Women who inherit the cancer genes BRCA1 or BRCA2 from their paternal lineage may get a diagnosis a decade earlier than those women who carry the cancer genes from their mother and her ancestors, according to a new study by researchers at the North Shore-LIJ Health System's Monter Cancer Center in Lake Success, NY. The findings were reported at the San Antonio Breast Cancer Symposium.

Iuliana Shapira, MD, North director of cancer genetics, and her colleagues conducted a retrospective review of 130 breast or ovarian cancer patients with the BRCA1 or BRCA2 mutations. They chose only those patients who knew the parent of origin. In other words, they could follow along their family tree to see where the breast cancer gene originated from. Some of their families had their own genetic tests done. For others, it was a matter of following the family pedigree.

As expected, a person had a 50-50 chance of getting a mutant BRCA gene from their mother or their father's branch that carried the mutation. It is an autosomal dominant mutation. Looking at the family maps revealed some surprising findings. Contrary to the notion that the BRCA mutations are associated more commonly with Ashkenazi Jews, the scientists found that the BRCA mutations were also in families of Irish and Jamaican descent. "No one had ever conducted a study to look at the parent-of-origin effects," said Dr. Shapira. "Genetic diseases may display parent-of-origin effects. In such cases, the risk depends on the specific parent or origin allele. Cancer penetrance in mutations carriers may be determined by the parent origin of BRCA mutation."

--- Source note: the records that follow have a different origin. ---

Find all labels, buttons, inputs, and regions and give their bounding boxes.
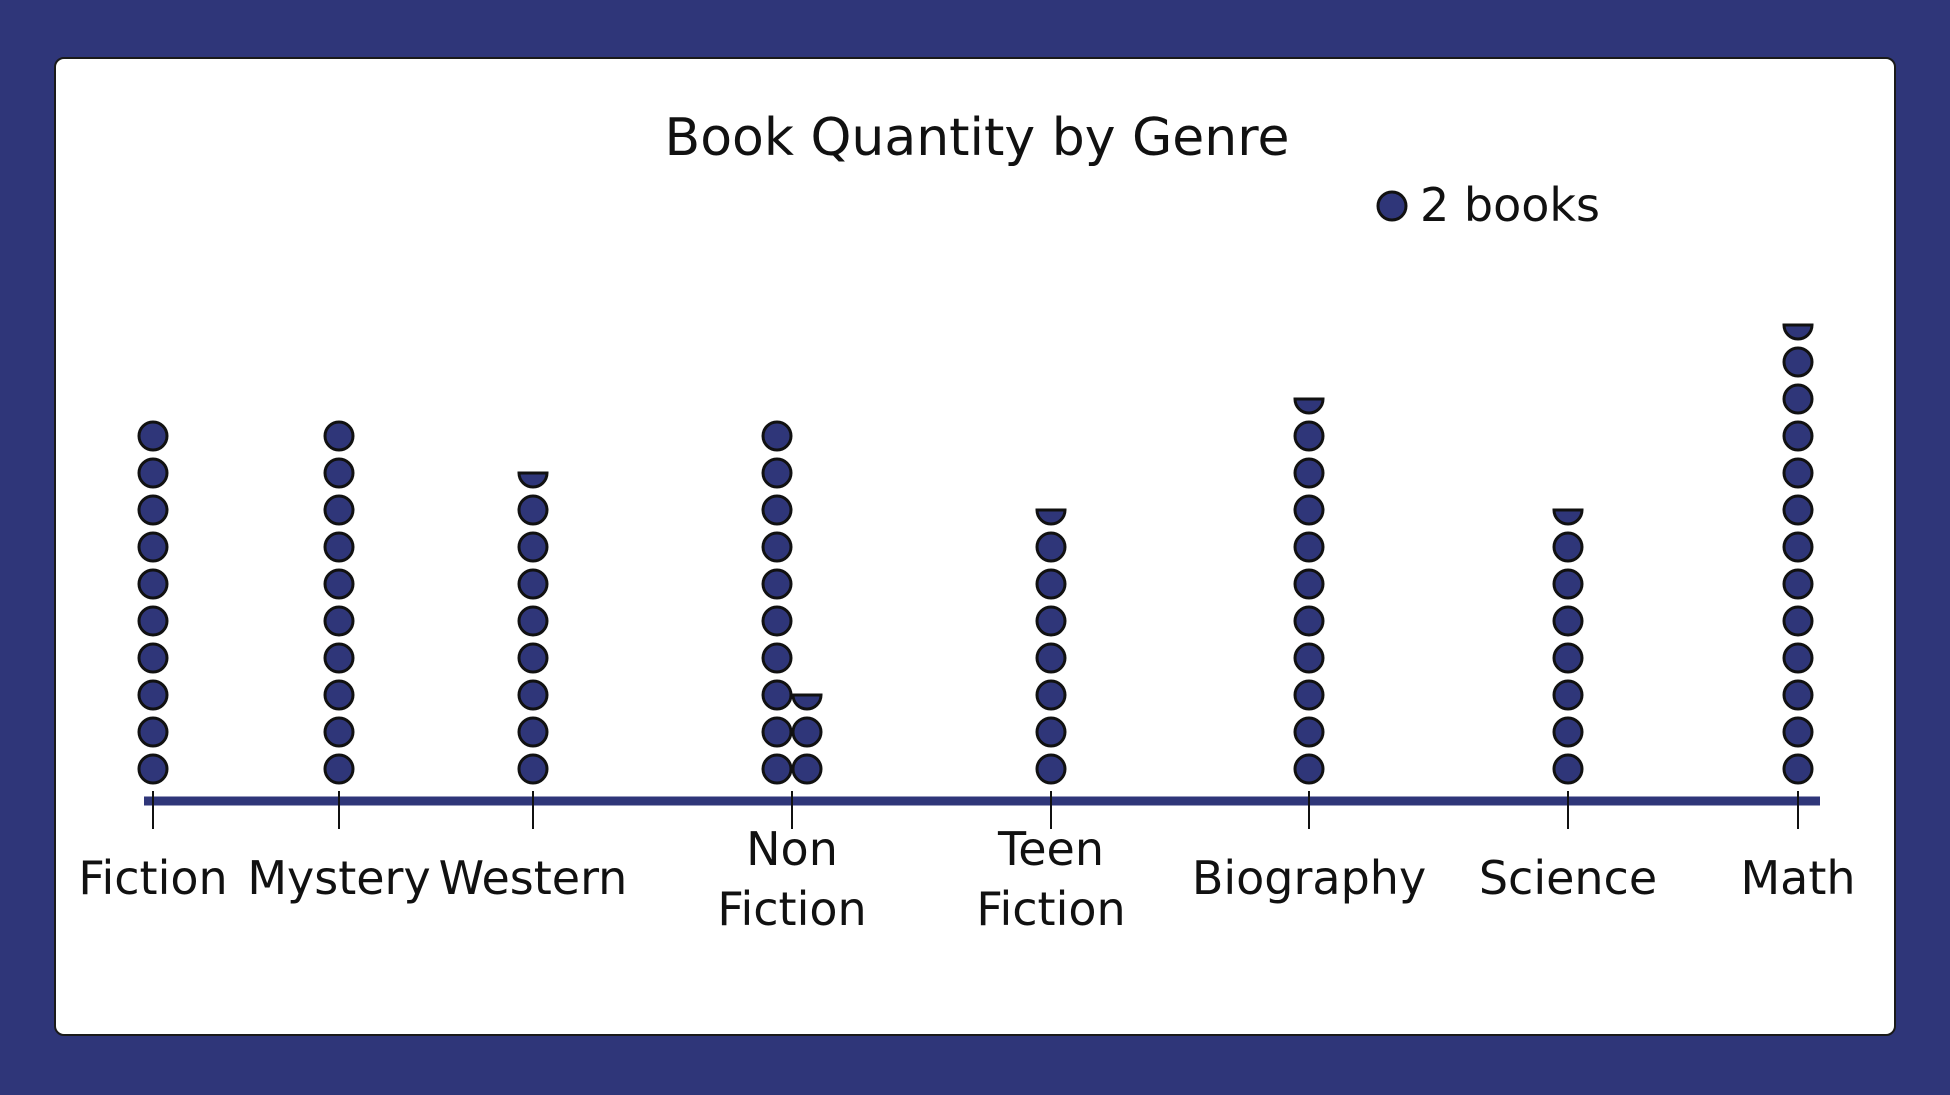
- book-symbol: [761, 457, 793, 489]
- chart-title: Book Quantity by Genre: [665, 108, 1290, 168]
- book-symbol: [761, 642, 793, 674]
- book-symbol: [517, 605, 549, 637]
- book-symbol: [137, 753, 169, 785]
- category-label: Science: [1479, 851, 1657, 905]
- book-symbol: [137, 457, 169, 489]
- legend-circle-icon: [1376, 190, 1408, 222]
- category-label: Biography: [1192, 851, 1426, 905]
- book-symbol: [1035, 568, 1067, 600]
- symbol-group: [137, 323, 1814, 785]
- book-symbol: [323, 531, 355, 563]
- pictograph-chart: Book Quantity by Genre 2 books Fiction My…: [78, 108, 1855, 936]
- book-symbol: [323, 420, 355, 452]
- book-symbol: [1035, 531, 1067, 563]
- category-label-group: Fiction Mystery Western Non Fiction Teen Ficti…: [78, 822, 1855, 936]
- axis-group: [144, 791, 1820, 829]
- book-symbol: [137, 568, 169, 600]
- book-symbol: [1035, 679, 1067, 711]
- book-symbol: [1293, 753, 1325, 785]
- book-symbol: [1782, 494, 1814, 526]
- book-symbol: [1552, 531, 1584, 563]
- book-symbol: [517, 753, 549, 785]
- book-symbol: [1552, 605, 1584, 637]
- book-symbol: [323, 494, 355, 526]
- book-symbol: [323, 568, 355, 600]
- book-symbol: [1035, 605, 1067, 637]
- book-half-symbol: [1035, 508, 1067, 526]
- category-label: Mystery: [247, 851, 430, 905]
- book-symbol: [517, 568, 549, 600]
- book-symbol: [323, 679, 355, 711]
- book-symbol: [1293, 716, 1325, 748]
- book-symbol: [1782, 753, 1814, 785]
- book-symbol: [761, 420, 793, 452]
- book-symbol: [761, 753, 793, 785]
- book-symbol: [1782, 642, 1814, 674]
- book-symbol: [323, 642, 355, 674]
- book-symbol: [517, 716, 549, 748]
- book-symbol: [761, 568, 793, 600]
- book-symbol: [761, 679, 793, 711]
- book-symbol: [1293, 568, 1325, 600]
- book-symbol: [1552, 753, 1584, 785]
- book-symbol: [1293, 605, 1325, 637]
- book-symbol: [1293, 457, 1325, 489]
- book-symbol: [323, 753, 355, 785]
- book-symbol: [761, 494, 793, 526]
- book-symbol: [137, 420, 169, 452]
- category-label: Western: [439, 851, 628, 905]
- book-symbol: [137, 716, 169, 748]
- book-half-symbol: [517, 471, 549, 489]
- book-symbol: [1552, 716, 1584, 748]
- book-half-symbol: [1552, 508, 1584, 526]
- category-label: Math: [1740, 851, 1855, 905]
- book-symbol: [517, 642, 549, 674]
- book-symbol: [1782, 531, 1814, 563]
- book-symbol: [1293, 642, 1325, 674]
- book-half-symbol: [791, 693, 823, 711]
- legend-label: 2 books: [1420, 178, 1600, 232]
- book-symbol: [1782, 457, 1814, 489]
- book-symbol: [137, 605, 169, 637]
- book-symbol: [1035, 716, 1067, 748]
- book-symbol: [323, 716, 355, 748]
- category-label: Non Fiction: [717, 822, 866, 936]
- book-symbol: [1782, 420, 1814, 452]
- book-symbol: [1293, 531, 1325, 563]
- book-symbol: [1293, 420, 1325, 452]
- book-symbol: [1782, 383, 1814, 415]
- book-symbol: [1552, 642, 1584, 674]
- book-symbol: [1552, 568, 1584, 600]
- book-symbol: [1293, 679, 1325, 711]
- book-symbol: [517, 531, 549, 563]
- category-label: Teen Fiction: [976, 822, 1125, 936]
- book-symbol: [517, 494, 549, 526]
- book-symbol: [1782, 346, 1814, 378]
- book-symbol: [761, 605, 793, 637]
- book-half-symbol: [1293, 397, 1325, 415]
- book-symbol: [1035, 753, 1067, 785]
- book-symbol: [137, 494, 169, 526]
- book-symbol: [323, 457, 355, 489]
- book-symbol: [1293, 494, 1325, 526]
- book-symbol: [791, 753, 823, 785]
- book-half-symbol: [1782, 323, 1814, 341]
- book-symbol: [1782, 605, 1814, 637]
- chart-card: Book Quantity by Genre 2 books Fiction My…: [54, 57, 1896, 1036]
- book-symbol: [137, 679, 169, 711]
- book-symbol: [761, 716, 793, 748]
- book-symbol: [1552, 679, 1584, 711]
- book-symbol: [323, 605, 355, 637]
- book-symbol: [1782, 568, 1814, 600]
- book-symbol: [791, 716, 823, 748]
- book-symbol: [1035, 642, 1067, 674]
- book-symbol: [761, 531, 793, 563]
- legend: 2 books: [1376, 178, 1600, 232]
- book-symbol: [137, 642, 169, 674]
- book-symbol: [517, 679, 549, 711]
- book-symbol: [1782, 679, 1814, 711]
- book-symbol: [137, 531, 169, 563]
- book-symbol: [1782, 716, 1814, 748]
- category-label: Fiction: [78, 851, 227, 905]
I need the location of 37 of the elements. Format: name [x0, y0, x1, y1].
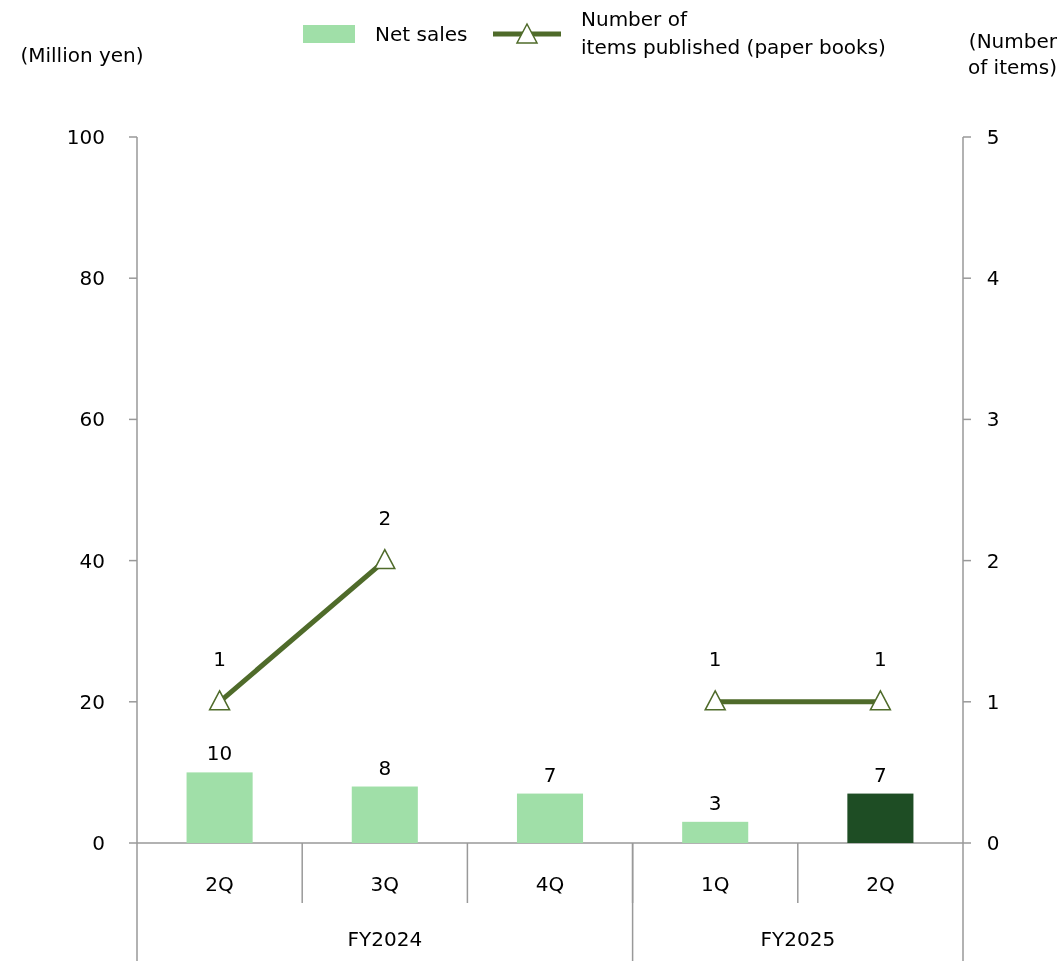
data-label: 2: [378, 505, 392, 530]
bar: [682, 821, 749, 843]
data-label: 8: [378, 755, 392, 780]
data-label: 7: [874, 762, 887, 787]
y-tick-label: 60: [79, 407, 105, 432]
y2-tick-label: 5: [986, 125, 1000, 149]
legend-label: Number of items published (paper books): [581, 7, 886, 59]
y2-tick-label: 1: [986, 689, 1000, 714]
y2-tick-label: 0: [986, 831, 1000, 855]
y-tick-label: 40: [79, 548, 105, 573]
y2-tick-label: 3: [986, 407, 1000, 432]
legend-label: Net sales: [375, 22, 468, 46]
y-tick-label: 100: [66, 125, 105, 149]
x-tick-label: 1Q: [700, 872, 730, 896]
bar: [351, 786, 418, 843]
x-tick-label: 4Q: [535, 872, 565, 896]
y-tick-label: 80: [79, 266, 105, 291]
text: FY2024: [347, 927, 423, 951]
text: FY2025: [760, 927, 836, 951]
data-label: 1: [708, 646, 722, 671]
x-tick-label: 2Q: [866, 872, 895, 896]
bar: [847, 793, 914, 843]
y-tick-label: 20: [79, 689, 105, 714]
data-label: 10: [206, 741, 233, 766]
y-axis-title: (Million yen): [20, 43, 144, 67]
y2-axis-title: (Number of items): [967, 29, 1058, 79]
data-label: 7: [543, 762, 557, 787]
x-tick-label: 2Q: [205, 872, 234, 896]
y2-tick-label: 2: [986, 548, 1000, 573]
data-label: 3: [708, 790, 722, 815]
data-label: 1: [213, 646, 226, 671]
x-tick-label: 3Q: [370, 872, 400, 896]
bar: [516, 793, 584, 843]
data-label: 1: [874, 646, 887, 671]
y2-tick-label: 4: [986, 266, 1000, 291]
bar: [186, 772, 253, 843]
y-tick-label: 0: [92, 831, 105, 855]
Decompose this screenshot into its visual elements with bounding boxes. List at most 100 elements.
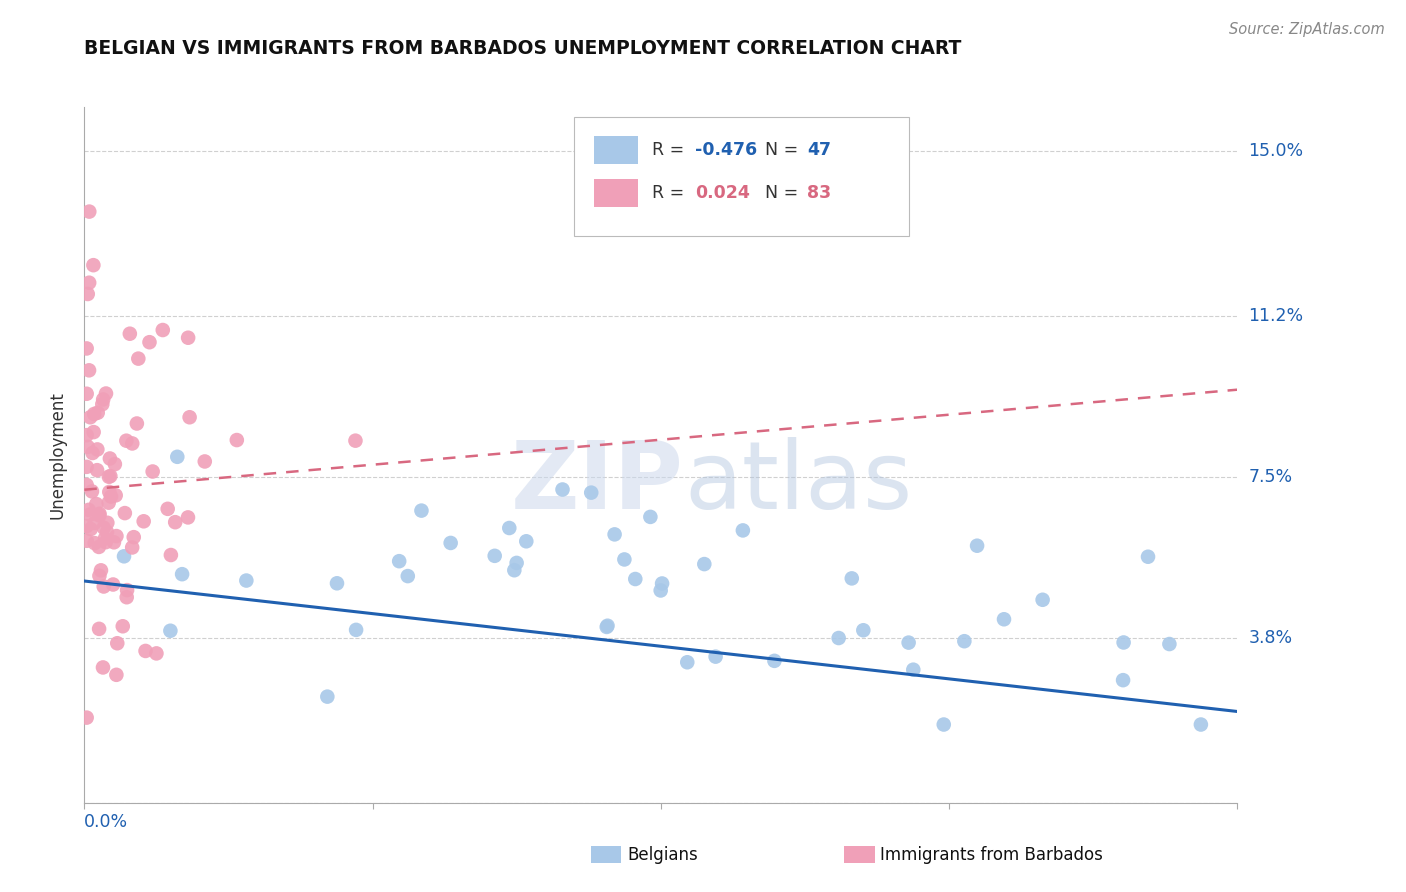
Point [76,342,98,356]
Point [77,503,100,517]
Point [77,363,100,377]
Point [76,519,98,533]
Point [852,624,875,638]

They analyzed 1,889 consecutive (136 ovarian + 1753 breast) breast (BrCa) or ovarian cancer (OvCa) patients presenting for treatment at the Monter Cancer Center between 2007 and 2010. In 130 patients with BRCA 1 or 2 mutations the parent of origin for the mutation was known. Of the 130 patients, two had both BRCA1 and BRCA2 mutated paternally inherited disease and were excluded from this analysis. Of the breast cancer patients: 28 patients had paternal and 29 had maternal BRCA1 mutations, 24 had paternal and 21 had maternal BRCA 2 mutations. Of the ovarian cancer patients, six had paternal and 10 had maternal BRCA1 mutations; seven had paternal and three had maternal BRCA2 mutations.

In carriers of BRCA mutations, the mean age at diagnosis for ovarian cancer was 51 (range 21-70) and for breast cancer was 43 (range 24-78). But when they compared the mean age at diagnosis in the maternal versus paternal inheritance, they were surprised to find that breast cancer patients with a BRCA1 maternal inheritance, the age of diagnosis was on average around 45. By comparison, women with BRCA1 paternal inheritance were diagnosed around 38. For breast cancer BRCA2 maternal inheritance, the average age of diagnosis was 50 compared to 41 years old for those with a BRCA2 paternal inheritance.

There was no significant difference between paternal and maternal age of ovarian cancer diagnosis of BRCA1 or BRCA2 mutations.

"If this observation is duplicated in larger cohorts the results will have important implications for recommendation of surgical risk reduction in BRCA mutation carriers," said Dr. Shapira. "That would mean that doctors might think about watching and waiting in young woman with BRCA mutations inherited from her mother's family and being more aggressive in young women who inherited the mutation from their father's side."